I would definitely prefer the submodule approach over the linking approach
to avoid the test issues since some of these HALs bring core functionality.
The Xilinx driver framework (embeddedsw repo on Github) would be
well-suited to the submodule approach since it is already broken out into
the shared driver space because it can apply to at least 3 architectures
(ARM, AArch64, MicroBlaze).

One issue with either approach is the need to modify the HAL source to suit
RTEMS. As far as I'm aware, there is no tooling in place in git for
applying patches to submodules and in the external build scenario we'd end
up maintaining a branch of the origin repo with patches applied.

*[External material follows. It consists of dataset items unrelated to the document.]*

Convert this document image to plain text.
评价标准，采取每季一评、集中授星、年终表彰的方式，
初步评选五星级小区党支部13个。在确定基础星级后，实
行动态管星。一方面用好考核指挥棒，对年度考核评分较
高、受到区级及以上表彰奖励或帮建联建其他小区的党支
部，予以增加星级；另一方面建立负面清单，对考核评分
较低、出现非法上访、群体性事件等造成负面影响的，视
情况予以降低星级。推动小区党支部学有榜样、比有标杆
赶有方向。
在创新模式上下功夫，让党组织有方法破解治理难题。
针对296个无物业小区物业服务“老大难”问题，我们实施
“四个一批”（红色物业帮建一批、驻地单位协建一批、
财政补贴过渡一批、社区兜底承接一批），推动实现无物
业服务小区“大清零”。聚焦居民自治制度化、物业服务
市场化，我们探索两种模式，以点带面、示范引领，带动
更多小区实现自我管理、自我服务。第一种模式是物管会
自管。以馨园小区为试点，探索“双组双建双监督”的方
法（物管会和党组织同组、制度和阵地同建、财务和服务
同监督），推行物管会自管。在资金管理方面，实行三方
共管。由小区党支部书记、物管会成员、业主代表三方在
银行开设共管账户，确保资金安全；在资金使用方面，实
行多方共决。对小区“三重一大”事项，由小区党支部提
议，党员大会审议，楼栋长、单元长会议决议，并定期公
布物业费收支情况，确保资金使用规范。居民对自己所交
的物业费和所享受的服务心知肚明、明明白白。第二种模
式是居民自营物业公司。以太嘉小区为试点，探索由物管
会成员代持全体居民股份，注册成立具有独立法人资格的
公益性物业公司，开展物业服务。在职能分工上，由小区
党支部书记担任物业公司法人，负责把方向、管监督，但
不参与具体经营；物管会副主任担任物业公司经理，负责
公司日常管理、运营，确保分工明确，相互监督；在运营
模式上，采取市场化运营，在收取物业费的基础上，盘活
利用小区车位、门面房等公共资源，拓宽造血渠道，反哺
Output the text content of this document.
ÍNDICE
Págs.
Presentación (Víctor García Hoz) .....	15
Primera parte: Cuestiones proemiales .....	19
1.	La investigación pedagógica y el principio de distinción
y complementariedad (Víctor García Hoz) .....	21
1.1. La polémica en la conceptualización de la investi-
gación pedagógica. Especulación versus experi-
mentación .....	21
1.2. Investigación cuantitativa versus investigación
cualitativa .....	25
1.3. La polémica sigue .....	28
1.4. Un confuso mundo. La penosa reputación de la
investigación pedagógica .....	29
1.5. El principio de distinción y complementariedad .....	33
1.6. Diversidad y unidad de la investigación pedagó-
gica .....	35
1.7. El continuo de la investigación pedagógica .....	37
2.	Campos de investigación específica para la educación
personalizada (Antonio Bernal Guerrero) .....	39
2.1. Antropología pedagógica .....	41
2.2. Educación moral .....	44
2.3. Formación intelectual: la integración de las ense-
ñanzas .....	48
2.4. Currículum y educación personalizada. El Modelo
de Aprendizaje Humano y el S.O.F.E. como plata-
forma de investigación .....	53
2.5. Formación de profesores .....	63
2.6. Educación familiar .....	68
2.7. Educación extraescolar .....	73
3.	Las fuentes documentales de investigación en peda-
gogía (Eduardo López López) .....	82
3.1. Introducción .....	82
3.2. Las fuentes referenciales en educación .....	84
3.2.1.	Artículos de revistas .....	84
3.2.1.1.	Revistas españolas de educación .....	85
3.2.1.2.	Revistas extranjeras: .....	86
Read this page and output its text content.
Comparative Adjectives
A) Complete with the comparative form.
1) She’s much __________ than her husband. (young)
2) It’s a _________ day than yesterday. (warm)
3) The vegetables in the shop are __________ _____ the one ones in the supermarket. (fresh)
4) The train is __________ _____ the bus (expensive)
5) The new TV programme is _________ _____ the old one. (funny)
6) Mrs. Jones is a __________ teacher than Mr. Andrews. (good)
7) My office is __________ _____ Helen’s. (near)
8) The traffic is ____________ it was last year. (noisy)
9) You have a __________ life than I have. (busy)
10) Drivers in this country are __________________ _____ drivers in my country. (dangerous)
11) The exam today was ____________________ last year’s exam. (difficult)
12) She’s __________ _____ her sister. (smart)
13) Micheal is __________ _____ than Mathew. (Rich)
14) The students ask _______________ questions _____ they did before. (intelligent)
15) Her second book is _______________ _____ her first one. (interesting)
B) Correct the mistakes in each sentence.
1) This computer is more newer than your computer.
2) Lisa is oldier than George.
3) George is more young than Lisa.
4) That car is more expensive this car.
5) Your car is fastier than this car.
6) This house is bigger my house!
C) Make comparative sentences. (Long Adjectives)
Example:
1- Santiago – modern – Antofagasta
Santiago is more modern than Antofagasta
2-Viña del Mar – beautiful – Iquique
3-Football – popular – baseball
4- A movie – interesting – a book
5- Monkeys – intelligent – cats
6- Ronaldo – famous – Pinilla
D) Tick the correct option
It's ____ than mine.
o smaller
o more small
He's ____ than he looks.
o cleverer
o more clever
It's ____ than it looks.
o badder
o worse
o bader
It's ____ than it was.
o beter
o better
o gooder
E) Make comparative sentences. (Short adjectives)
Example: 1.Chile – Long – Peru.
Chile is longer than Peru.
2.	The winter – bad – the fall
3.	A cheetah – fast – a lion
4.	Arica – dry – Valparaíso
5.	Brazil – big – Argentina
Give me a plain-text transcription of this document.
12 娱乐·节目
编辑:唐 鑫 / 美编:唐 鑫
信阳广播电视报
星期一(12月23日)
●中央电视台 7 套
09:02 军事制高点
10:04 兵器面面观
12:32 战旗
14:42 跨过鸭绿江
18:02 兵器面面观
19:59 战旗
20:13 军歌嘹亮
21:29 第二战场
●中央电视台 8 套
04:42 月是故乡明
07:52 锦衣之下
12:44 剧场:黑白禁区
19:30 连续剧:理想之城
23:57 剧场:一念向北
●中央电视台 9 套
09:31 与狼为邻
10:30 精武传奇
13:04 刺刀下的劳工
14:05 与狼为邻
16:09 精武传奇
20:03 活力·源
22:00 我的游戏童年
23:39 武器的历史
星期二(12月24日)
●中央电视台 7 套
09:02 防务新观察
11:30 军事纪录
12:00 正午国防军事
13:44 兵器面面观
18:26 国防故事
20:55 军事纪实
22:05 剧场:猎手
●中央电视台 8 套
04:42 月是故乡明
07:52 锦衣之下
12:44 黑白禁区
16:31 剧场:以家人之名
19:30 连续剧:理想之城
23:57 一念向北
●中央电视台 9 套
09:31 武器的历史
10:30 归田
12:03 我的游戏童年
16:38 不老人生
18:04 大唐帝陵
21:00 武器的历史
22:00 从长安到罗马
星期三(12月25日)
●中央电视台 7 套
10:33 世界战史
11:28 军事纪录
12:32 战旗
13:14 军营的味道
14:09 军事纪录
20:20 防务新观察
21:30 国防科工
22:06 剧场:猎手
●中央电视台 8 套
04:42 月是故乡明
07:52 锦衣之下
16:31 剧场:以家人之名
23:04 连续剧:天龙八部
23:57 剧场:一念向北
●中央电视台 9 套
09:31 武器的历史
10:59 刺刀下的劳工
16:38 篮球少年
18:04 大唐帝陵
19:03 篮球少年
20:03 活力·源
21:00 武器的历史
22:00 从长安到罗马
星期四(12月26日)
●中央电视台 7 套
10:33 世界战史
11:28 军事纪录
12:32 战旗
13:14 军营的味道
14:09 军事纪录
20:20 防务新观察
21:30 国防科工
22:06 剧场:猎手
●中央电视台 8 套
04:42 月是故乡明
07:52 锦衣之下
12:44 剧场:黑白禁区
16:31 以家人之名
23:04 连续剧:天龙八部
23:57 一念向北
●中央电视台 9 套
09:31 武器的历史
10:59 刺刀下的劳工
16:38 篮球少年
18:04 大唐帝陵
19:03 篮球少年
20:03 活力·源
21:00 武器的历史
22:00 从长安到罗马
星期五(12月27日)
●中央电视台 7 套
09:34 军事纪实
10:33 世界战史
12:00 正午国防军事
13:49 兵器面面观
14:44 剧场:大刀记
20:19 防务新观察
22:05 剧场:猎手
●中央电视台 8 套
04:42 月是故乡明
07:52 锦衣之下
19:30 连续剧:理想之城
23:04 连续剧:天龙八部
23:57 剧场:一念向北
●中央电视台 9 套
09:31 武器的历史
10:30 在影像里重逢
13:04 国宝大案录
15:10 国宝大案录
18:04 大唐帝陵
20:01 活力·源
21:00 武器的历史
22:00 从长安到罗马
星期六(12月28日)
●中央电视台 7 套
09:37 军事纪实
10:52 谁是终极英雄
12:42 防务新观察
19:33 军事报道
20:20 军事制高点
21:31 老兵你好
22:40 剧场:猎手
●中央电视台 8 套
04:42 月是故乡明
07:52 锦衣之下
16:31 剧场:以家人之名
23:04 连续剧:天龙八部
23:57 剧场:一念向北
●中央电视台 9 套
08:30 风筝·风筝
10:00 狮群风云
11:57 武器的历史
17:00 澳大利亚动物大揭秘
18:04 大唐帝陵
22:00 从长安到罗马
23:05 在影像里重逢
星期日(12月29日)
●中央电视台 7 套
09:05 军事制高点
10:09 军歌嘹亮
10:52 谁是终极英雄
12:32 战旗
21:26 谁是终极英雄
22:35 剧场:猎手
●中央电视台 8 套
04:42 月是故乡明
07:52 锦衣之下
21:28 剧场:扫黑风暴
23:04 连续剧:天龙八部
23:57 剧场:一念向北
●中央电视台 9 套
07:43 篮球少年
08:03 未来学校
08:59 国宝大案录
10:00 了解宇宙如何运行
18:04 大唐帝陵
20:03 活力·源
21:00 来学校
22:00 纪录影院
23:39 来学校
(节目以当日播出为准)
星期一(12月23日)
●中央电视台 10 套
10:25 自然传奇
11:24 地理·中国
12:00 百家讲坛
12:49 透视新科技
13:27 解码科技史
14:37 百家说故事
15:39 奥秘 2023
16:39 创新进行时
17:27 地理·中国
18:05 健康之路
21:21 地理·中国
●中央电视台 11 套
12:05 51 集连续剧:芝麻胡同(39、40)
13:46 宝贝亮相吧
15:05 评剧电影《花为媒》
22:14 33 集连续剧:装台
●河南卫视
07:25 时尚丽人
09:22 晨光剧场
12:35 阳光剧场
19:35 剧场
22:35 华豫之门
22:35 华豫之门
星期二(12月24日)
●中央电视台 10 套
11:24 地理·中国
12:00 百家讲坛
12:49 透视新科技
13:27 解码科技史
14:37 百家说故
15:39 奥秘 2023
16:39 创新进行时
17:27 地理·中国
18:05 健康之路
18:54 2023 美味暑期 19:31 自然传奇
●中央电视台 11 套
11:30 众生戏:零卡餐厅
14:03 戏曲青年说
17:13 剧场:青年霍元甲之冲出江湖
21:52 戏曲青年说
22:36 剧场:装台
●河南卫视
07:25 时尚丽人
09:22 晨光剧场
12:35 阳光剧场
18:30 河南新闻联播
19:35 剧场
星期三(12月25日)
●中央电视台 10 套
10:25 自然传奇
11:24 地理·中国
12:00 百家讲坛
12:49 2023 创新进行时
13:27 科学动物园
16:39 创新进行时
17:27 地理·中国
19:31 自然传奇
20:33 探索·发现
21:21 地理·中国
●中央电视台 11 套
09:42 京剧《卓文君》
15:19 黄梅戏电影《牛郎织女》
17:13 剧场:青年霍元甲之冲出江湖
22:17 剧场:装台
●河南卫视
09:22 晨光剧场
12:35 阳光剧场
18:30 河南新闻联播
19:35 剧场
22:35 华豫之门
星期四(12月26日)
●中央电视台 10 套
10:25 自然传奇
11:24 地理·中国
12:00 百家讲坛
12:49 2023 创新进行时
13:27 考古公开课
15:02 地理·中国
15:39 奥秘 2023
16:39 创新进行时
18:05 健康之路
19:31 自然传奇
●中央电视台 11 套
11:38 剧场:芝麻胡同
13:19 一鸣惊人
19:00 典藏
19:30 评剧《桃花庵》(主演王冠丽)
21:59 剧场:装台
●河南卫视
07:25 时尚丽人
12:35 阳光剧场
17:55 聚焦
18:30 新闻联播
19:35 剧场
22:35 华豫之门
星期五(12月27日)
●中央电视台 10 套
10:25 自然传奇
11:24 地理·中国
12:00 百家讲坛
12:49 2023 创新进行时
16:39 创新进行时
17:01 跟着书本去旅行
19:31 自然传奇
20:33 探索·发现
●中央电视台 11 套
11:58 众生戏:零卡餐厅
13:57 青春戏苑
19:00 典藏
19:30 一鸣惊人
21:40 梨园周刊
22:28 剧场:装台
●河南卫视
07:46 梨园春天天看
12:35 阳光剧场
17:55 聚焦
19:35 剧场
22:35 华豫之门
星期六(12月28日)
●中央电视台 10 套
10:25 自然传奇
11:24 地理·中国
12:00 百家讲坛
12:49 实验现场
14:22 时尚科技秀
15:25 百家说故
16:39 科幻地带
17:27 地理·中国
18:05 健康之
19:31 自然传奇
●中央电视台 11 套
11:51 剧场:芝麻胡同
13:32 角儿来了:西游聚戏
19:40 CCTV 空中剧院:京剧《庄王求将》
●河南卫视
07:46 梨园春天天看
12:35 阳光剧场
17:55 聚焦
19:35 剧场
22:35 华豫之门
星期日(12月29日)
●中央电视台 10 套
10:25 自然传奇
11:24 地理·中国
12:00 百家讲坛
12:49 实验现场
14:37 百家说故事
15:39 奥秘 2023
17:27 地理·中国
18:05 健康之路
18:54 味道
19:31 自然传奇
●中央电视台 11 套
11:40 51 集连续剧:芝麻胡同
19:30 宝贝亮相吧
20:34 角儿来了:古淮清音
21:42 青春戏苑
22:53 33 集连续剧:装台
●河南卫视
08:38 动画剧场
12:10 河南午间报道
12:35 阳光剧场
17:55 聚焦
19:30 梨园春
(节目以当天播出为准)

Upstreaming the changes would be ideal, but I wouldn't expect them to
accept RTEMS-specific patches. The Xilinx NAND driver already requires a
minor modification because that driver doesn't expose an option and instead
has a defined macro that determines how many chip selects are usable to
address different parts of the NAND chip. Technically, this particular
change could be worked around with some include path trickery to leave the
original sources unmodified, but many other changes would not be suited by
that type of workaround and it makes the source less maintainable. We would
need to come up with our own tooling for submodule patch application and
silencing of warnings about dirty submodule trees due to applied patches.